Teknologi memang bisa memperpendek jarak dan waktu. Namun, secanggih apapun teknologi, ia tak akan sanggup menunaikan rindu.
Manakah yang lebih tepat: “Adanya jarak menyebabkan hadirnya rindu?” atau “Hadirnya rindu menyebabkan munculnya jarak?” Masing-masing situasi bisa menghadirkan jawaban berbeda. Yang pasti, rindu dan jarak ada untuk saling mengisi.
Siang ini aku membawa kendaraan untuk diservis di sebuah bengkel Jalan Gajah Mada Bojonegoro.

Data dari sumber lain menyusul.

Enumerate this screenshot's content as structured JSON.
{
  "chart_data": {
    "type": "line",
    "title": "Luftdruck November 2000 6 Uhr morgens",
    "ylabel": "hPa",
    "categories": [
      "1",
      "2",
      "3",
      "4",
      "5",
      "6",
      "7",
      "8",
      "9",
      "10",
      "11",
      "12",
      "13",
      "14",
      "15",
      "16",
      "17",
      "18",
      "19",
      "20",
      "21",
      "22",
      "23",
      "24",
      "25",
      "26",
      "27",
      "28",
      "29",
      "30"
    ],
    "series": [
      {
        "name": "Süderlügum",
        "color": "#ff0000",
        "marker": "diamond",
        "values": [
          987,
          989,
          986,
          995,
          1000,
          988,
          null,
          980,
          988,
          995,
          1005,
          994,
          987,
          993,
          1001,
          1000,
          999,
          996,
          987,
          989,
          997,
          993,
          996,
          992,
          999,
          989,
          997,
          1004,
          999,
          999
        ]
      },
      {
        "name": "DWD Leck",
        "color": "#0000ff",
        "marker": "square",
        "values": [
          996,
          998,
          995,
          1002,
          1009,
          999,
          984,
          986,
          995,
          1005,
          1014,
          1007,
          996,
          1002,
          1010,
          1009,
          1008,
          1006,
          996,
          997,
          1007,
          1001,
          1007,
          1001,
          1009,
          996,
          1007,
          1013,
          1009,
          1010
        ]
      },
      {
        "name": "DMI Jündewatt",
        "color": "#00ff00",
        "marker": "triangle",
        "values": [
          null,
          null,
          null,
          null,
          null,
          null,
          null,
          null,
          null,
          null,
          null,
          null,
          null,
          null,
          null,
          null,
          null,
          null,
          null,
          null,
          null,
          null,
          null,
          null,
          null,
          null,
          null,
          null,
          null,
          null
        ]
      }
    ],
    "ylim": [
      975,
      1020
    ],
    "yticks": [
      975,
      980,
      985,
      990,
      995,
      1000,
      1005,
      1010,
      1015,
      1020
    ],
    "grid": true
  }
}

Kebetulan aku sangat kenal dengan kepala bengkel. Bisa jadi karena usia yang sepantaran. Kami sering bertukar cerita tentang banyak hal. Perihal keluarga, tak terkecuali. Termasuk siang tadi.
“Aku sudah enam bulan tidak pulang ketemu ibu,” ujarnya. Selama pandemi dia memilih tidak pernah pulang ke rumah orang tuanya di Kota M. “Rindu, tentu saja,” pungkasnya. “Oh, sama. Kami hampir tujuh bulan tidak ke rumah mertua di Yogya,” ujarku menimpali.
Betapa jarak bisa dimampatkan dengan teknologi. Kecepatan dan kerapatan hadir dari kemajuan. Zaman bisa memperpendek jarak. Namun rindu tetap tidak bisa diselesaikan dengan teknologi. Layar gawai yang memunculkan wajah dan suara, tetap tidak bisa mengobati rindu. Layar datar tidak bisa menyelesaikan rasa rindu yang tidak datar, alias kompleks.
Rindu itu serupa cinta. Sesuatu yang kompleks. Lebih dari sekadar definisi. Bahkan mungkin tidak memerlukan definisi. Yang dibutuhkan adalah perasaan yang hadir di jiwa, mekanisme kerjanya, dan penyalurannya. Rindu terasa ada dan hadir, namun bentuk fisiknya tak terungkap jelas.
Rindu adalah bagian dari kerja jiwa. Ia bisa melemahkan juga menguatkan. Rindu yang tidak terkelola dengan baik bisa menjadi sebab jiwa tak bergairah, akibatnya daya menjadi lemah dan goyah. Sebaliknya rindu yang terkelola dengan baik, serupa santapan jiwa yang mampu menghadirkan energi penggerak dahsyat.
Barangkali, rindu yang dimaksud oleh Bimbo adalah rindu yang menggerakkan; rindu yang benar-benar dirindukan. Rindu Rasul, tidak pernah bertemu, terpisah jarak juga waktu yang jauh. Rindu bertemu Rasul menjadi penyemangat jiwa untuk mengikuti dawuhnya. Rindu yang menggerakkan ini, lahir dari sebuah pemahaman dan kesadaran.
Sebaliknya, rindu yang penuh melankolia akan hadir sebagai sebuah pengutukan terhadap jarak. Jarak adalah ruang penjara yang menjadi sebab rindu tak tersampaikan. Rentang jarak yang tercipta serupa ruang yang penuh dengan cecurhatan. Ruang rindu menjadi penuh kata-kata manis dan puitis. Perilaku yang posesif dan nekat bisa jadi akan hadir. Jika ruang rindu yang ada semakin sesak.
Betapa begitu rindu, namun kondisi situasi pandemi tidak memungkinkan. Rindu yang diikuti kesadaran akan melahirkan sikap yang tetap terukur dan rasional. Rindu akan membawa kepada keselamatan jika dikelola dengan tepat.